The architecture supports any application — these 8 are the reference implementations. If your software has a CLI or scripting interface, CLI-Anything can wrap it.


Real-World Agent Workflows This Enables

Content pipeline agent:

User: "Resize all product photos in /raw to 800x800, add our watermark, export as WebP"
Agent: 
  → gimp-cli batch-resize --dir /raw --size 800x800
  → gimp-cli watermark --template brand.xcf --output-dir /processed
  → gimp-cli convert --dir /processed --format webp

Three tool calls. No GUI interaction. Runs in seconds.
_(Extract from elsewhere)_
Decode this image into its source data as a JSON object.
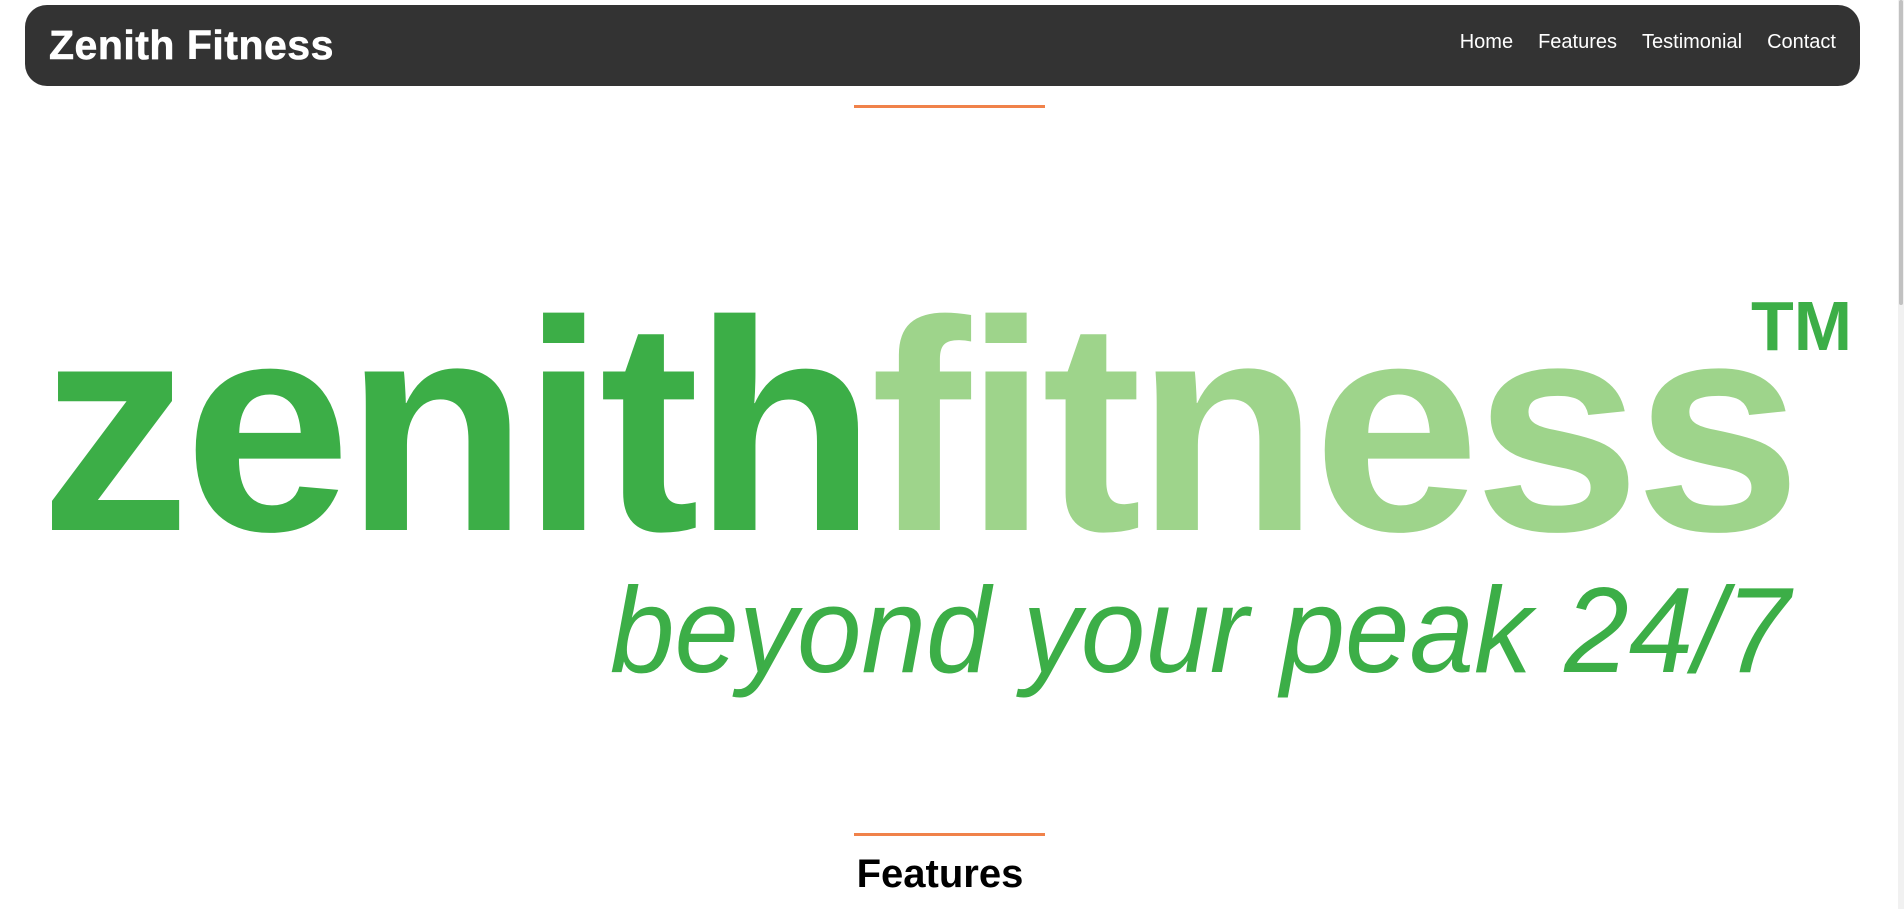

Document processing agent:

User: "Convert all the Word docs in this folder to PDF and extract the title and author from each"
Agent:
  → libreoffice-cli convert --dir ./docs --format pdf
  → libreoffice-cli extract-metadata --dir ./docs --fields title,author --format json

3D render agent:

User: "Render the product model from three angles: front, side, top"
Agent:
  → blender-cli render --file product.blend --camera front --output front.png
  → blender-cli render --file product.blend --camera side --output side.png  
  → blender-cli render --file product.blend --camera top --output top.png

Compatibility

CLI-Anything explicitly targets the major agent frameworks: OpenClaw, nanobot, Cursor, Claude Code. The JSON output format maps directly to tool call response schemas used by all of them.
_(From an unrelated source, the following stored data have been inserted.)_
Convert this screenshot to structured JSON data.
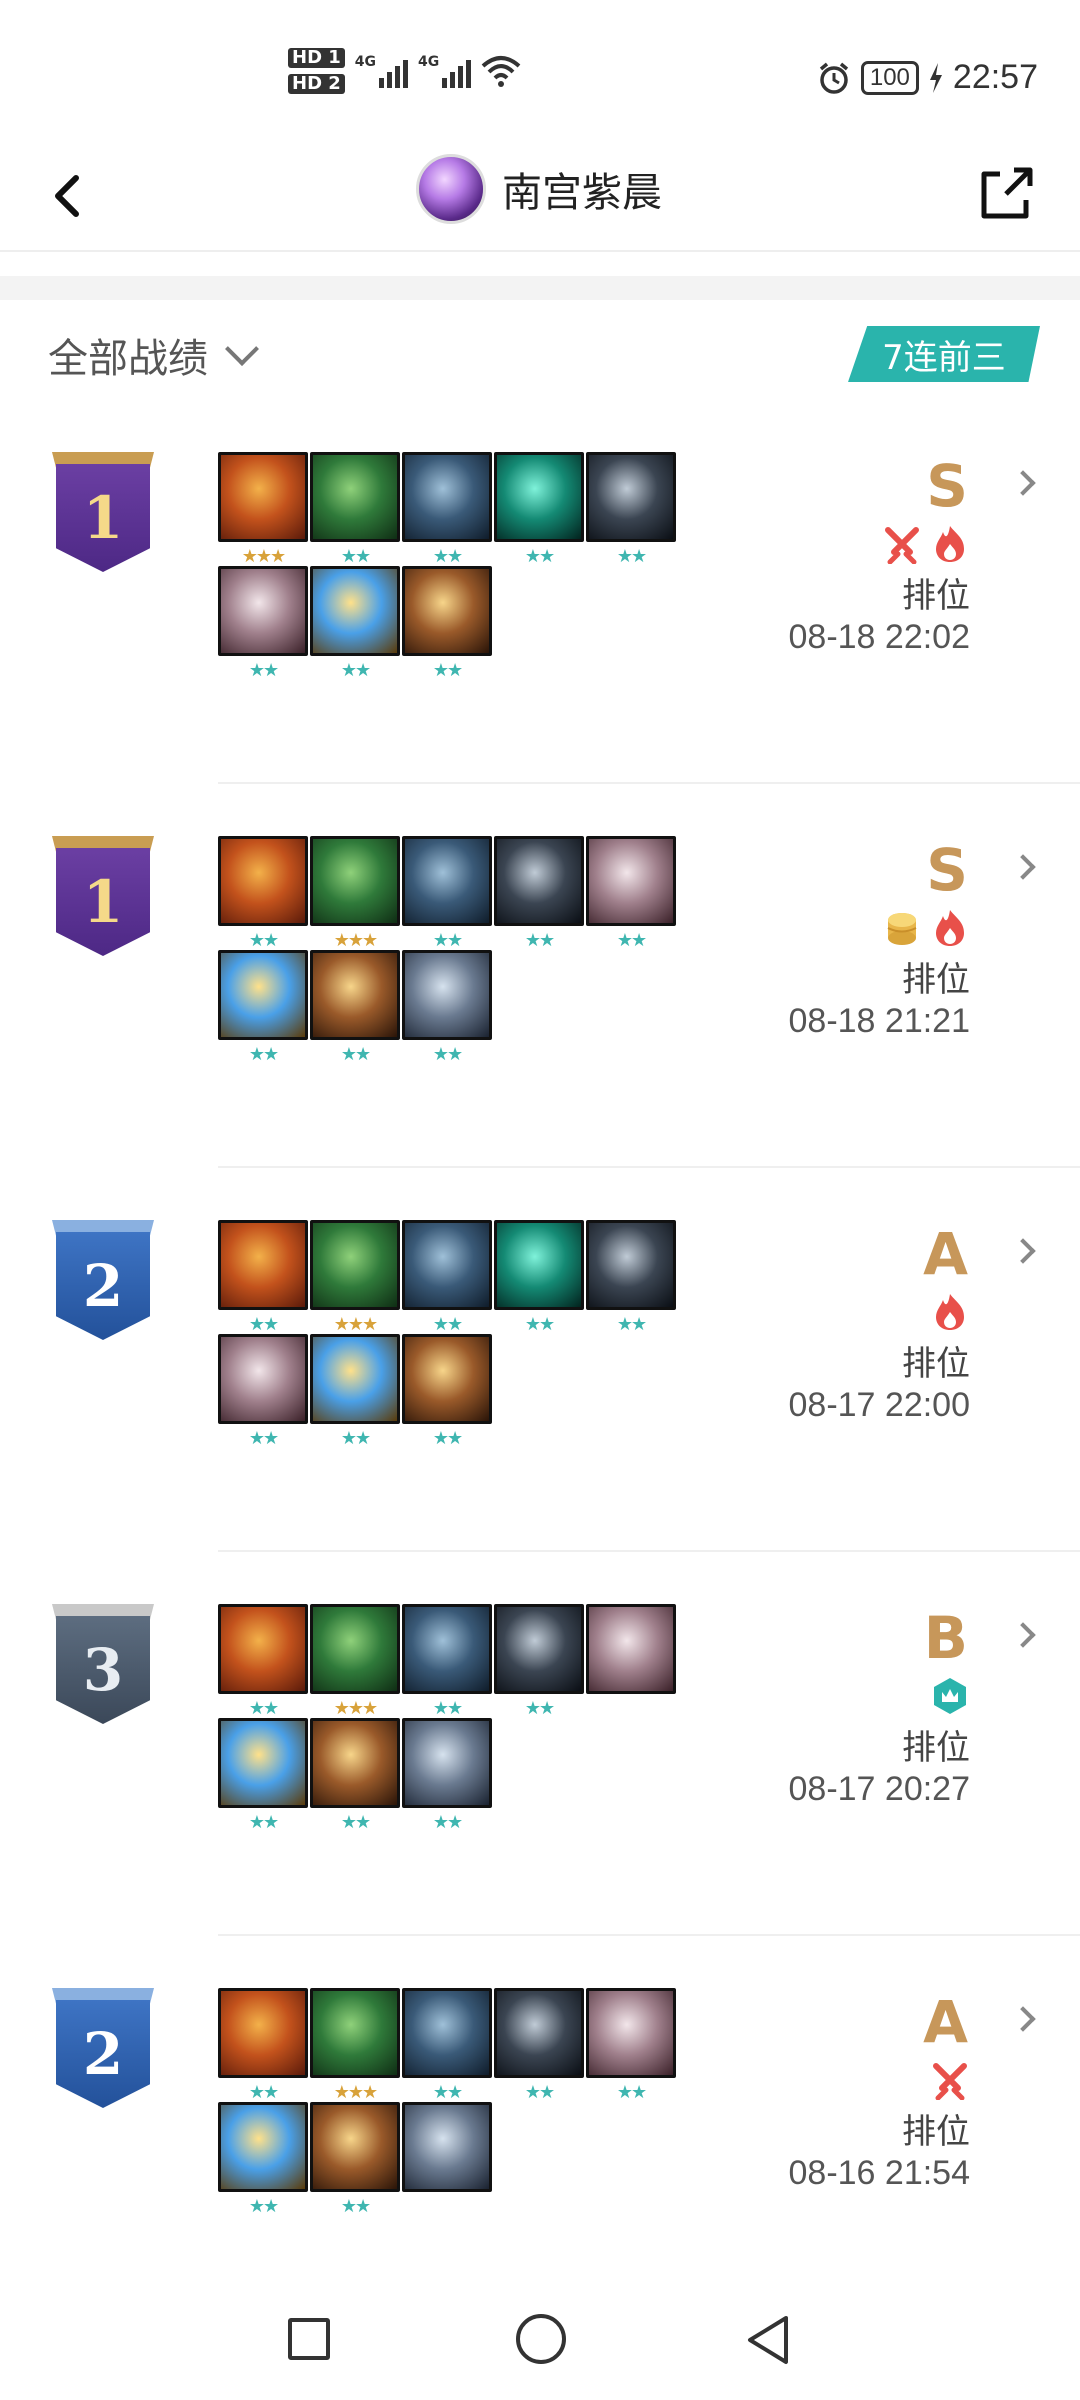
{
  "status_bar": {
    "hd1": "HD 1",
    "hd2": "HD 2",
    "net1": "4G",
    "net2": "4G",
    "battery": "100",
    "time": "22:57"
  },
  "header": {
    "nickname": "南宫紫晨"
  },
  "filter": {
    "label": "全部战绩",
    "streak_badge": "7连前三"
  },
  "matches": [
    {
      "rank": "1",
      "rank_tier": "r1",
      "grade": "S",
      "mode": "排位",
      "time": "08-18 22:02",
      "tags": [
        "crossed-swords-icon",
        "flame-icon"
      ],
      "champions": [
        {
          "icon": "champion-red-hair-icon",
          "stars": "★★★",
          "tier": "gold"
        },
        {
          "icon": "champion-green-brute-icon",
          "stars": "★★",
          "tier": "teal"
        },
        {
          "icon": "champion-dark-blue-icon",
          "stars": "★★",
          "tier": "teal"
        },
        {
          "icon": "champion-teal-specter-icon",
          "stars": "★★",
          "tier": "teal"
        },
        {
          "icon": "champion-dark-knight-icon",
          "stars": "★★",
          "tier": "teal"
        },
        {
          "icon": "champion-white-hair-icon",
          "stars": "★★",
          "tier": "teal"
        },
        {
          "icon": "champion-golden-blue-icon",
          "stars": "★★",
          "tier": "teal"
        },
        {
          "icon": "champion-bearded-warrior-icon",
          "stars": "★★",
          "tier": "teal"
        }
      ]
    },
    {
      "rank": "1",
      "rank_tier": "r1",
      "grade": "S",
      "mode": "排位",
      "time": "08-18 21:21",
      "tags": [
        "coin-stack-icon",
        "flame-icon"
      ],
      "champions": [
        {
          "icon": "champion-red-hair-icon",
          "stars": "★★",
          "tier": "teal"
        },
        {
          "icon": "champion-green-brute-icon",
          "stars": "★★★",
          "tier": "gold"
        },
        {
          "icon": "champion-dark-blue-icon",
          "stars": "★★",
          "tier": "teal"
        },
        {
          "icon": "champion-dark-knight-icon",
          "stars": "★★",
          "tier": "teal"
        },
        {
          "icon": "champion-white-hair-icon",
          "stars": "★★",
          "tier": "teal"
        },
        {
          "icon": "champion-golden-blue-icon",
          "stars": "★★",
          "tier": "teal"
        },
        {
          "icon": "champion-bearded-warrior-icon",
          "stars": "★★",
          "tier": "teal"
        },
        {
          "icon": "champion-grey-warrior-icon",
          "stars": "★★",
          "tier": "teal"
        }
      ]
    },
    {
      "rank": "2",
      "rank_tier": "r2",
      "grade": "A",
      "mode": "排位",
      "time": "08-17 22:00",
      "tags": [
        "flame-icon"
      ],
      "champions": [
        {
          "icon": "champion-red-hair-icon",
          "stars": "★★",
          "tier": "teal"
        },
        {
          "icon": "champion-green-brute-icon",
          "stars": "★★★",
          "tier": "gold"
        },
        {
          "icon": "champion-dark-blue-icon",
          "stars": "★★",
          "tier": "teal"
        },
        {
          "icon": "champion-teal-specter-icon",
          "stars": "★★",
          "tier": "teal"
        },
        {
          "icon": "champion-dark-knight-icon",
          "stars": "★★",
          "tier": "teal"
        },
        {
          "icon": "champion-white-hair-icon",
          "stars": "★★",
          "tier": "teal"
        },
        {
          "icon": "champion-golden-blue-icon",
          "stars": "★★",
          "tier": "teal"
        },
        {
          "icon": "champion-bearded-warrior-icon",
          "stars": "★★",
          "tier": "teal"
        }
      ]
    },
    {
      "rank": "3",
      "rank_tier": "r3",
      "grade": "B",
      "mode": "排位",
      "time": "08-17 20:27",
      "tags": [
        "hexagon-crown-icon"
      ],
      "champions": [
        {
          "icon": "champion-red-hair-icon",
          "stars": "★★",
          "tier": "teal"
        },
        {
          "icon": "champion-green-brute-icon",
          "stars": "★★★",
          "tier": "gold"
        },
        {
          "icon": "champion-dark-blue-icon",
          "stars": "★★",
          "tier": "teal"
        },
        {
          "icon": "champion-dark-knight-icon",
          "stars": "★★",
          "tier": "teal"
        },
        {
          "icon": "champion-white-hair-icon",
          "stars": "",
          "tier": "teal"
        },
        {
          "icon": "champion-golden-blue-icon",
          "stars": "★★",
          "tier": "teal"
        },
        {
          "icon": "champion-bearded-warrior-icon",
          "stars": "★★",
          "tier": "teal"
        },
        {
          "icon": "champion-grey-warrior-icon",
          "stars": "★★",
          "tier": "teal"
        }
      ]
    },
    {
      "rank": "2",
      "rank_tier": "r2",
      "grade": "A",
      "mode": "排位",
      "time": "08-16 21:54",
      "tags": [
        "crossed-swords-icon"
      ],
      "champions": [
        {
          "icon": "champion-red-hair-icon",
          "stars": "★★",
          "tier": "teal"
        },
        {
          "icon": "champion-green-brute-icon",
          "stars": "★★★",
          "tier": "gold"
        },
        {
          "icon": "champion-dark-blue-icon",
          "stars": "★★",
          "tier": "teal"
        },
        {
          "icon": "champion-dark-knight-icon",
          "stars": "★★",
          "tier": "teal"
        },
        {
          "icon": "champion-white-hair-icon",
          "stars": "★★",
          "tier": "teal"
        },
        {
          "icon": "champion-golden-blue-icon",
          "stars": "★★",
          "tier": "teal"
        },
        {
          "icon": "champion-bearded-warrior-icon",
          "stars": "★★",
          "tier": "teal"
        },
        {
          "icon": "champion-grey-warrior-icon",
          "stars": "",
          "tier": "teal"
        }
      ]
    }
  ],
  "colors": {
    "accent_teal": "#2ab4ac",
    "grade_gold": "#c7975a",
    "tag_red": "#e8504a",
    "tag_gold": "#e8b64a",
    "tag_teal": "#2ab4ac"
  }
}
Requirements: Python ≥3.10, click ≥8.0. MIT license. 1,298 passing tests (unit + e2e).

pip install cli-anything

Repo: github.com/HKUDS/CLI-Anything


The Bigger Picture

We spend a lot of time making AI agents better at calling APIs that were designed for machines. CLI-Anything flips the script: it makes software that was designed for humans callable by machines.

The world has thousands of powerful, battle-tested desktop applications with no programmatic interface. CLI-Anything is the bridge. If it gains traction, the constraint of “agents can only use API-native software” effectively disappears.

“Today’s software serves humans. Tomorrow’s users will be agents.”

That’s the thesis. CLI-Anything is infrastructure for making it true.